On Jul 5, 2012, at 9:11 PM, Dirk Jagdmann wrote:
> Both use cases involve a sender and multiple receiver scenario. I don't need to
> send these requests to a different computer, so a local message bus is
> sufficient. In the KDE and Gnome world
> http://www.freedesktop.org/wiki/Software/dbus would be a natural choice, but I
> don't think that Wireshark uses dbus on Windows or OsX.
Wireshark doesn't use D-Bus on any platform. It could, in theory, use it on Windows or OS X, but, in practice, that might not be as useful as using a different technology, such as Apple Events/AppleScript on OS X or $TECHNOLOGY (ActiveX?) on Windows.
> So I'd like to get opinions what kind of technology for the inter process
> communication I should use, that will work on Windows, OsX and the Linux/BSD
> world. Did someone start such a project?

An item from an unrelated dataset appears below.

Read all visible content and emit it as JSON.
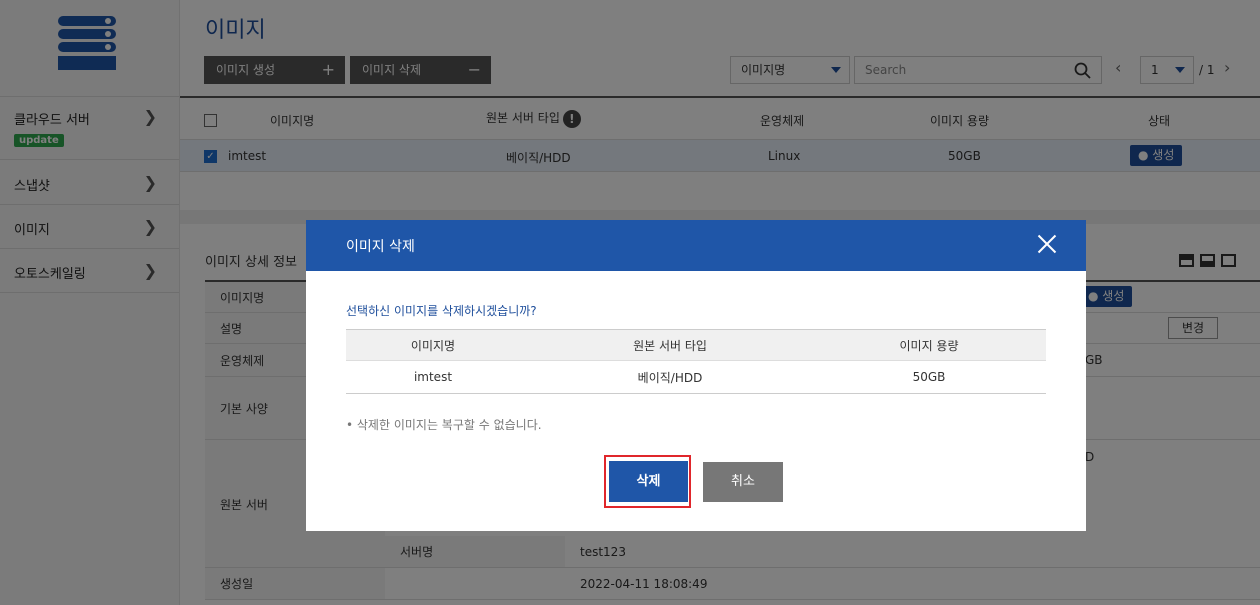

Would we prefer a certain existing
> protocol/library? I could also think about simply using a multicast socket and
> send messages across. This would without further effort allow Wireshark control
> from different hosts.
There's no reason in principle not to have multiple mechanisms. I don't think D-Bus, Apple Events, ActiveX, etc. are cross-machine - this page:
http://www.freedesktop.org/wiki/IntroductionToDBus
says
D-Bus is an inter-process communication mechanism—a medium for local communication between processes running on the same host. (Inter-host connects may be added in the future, but that is not what D-Bus is meant for).
and I think Apple Events pass over Mach messages (for which I think cross-machine transport may have existed at one point, but I don't think OS X supports it in any way, shape, or form), and while there *is* DCOM for cross-machine COM, I don't think ActiveX is cross-machine, either, so perhaps some cross-machine mechanism would be useful (CORBA-based, or just "roll your own"?).
If we export some kind of "remote control" mechanism, ideally it could plug into various native mechanisms, including D-Bus, Apple Events, and whatever the Technology Of The Week is on Windows.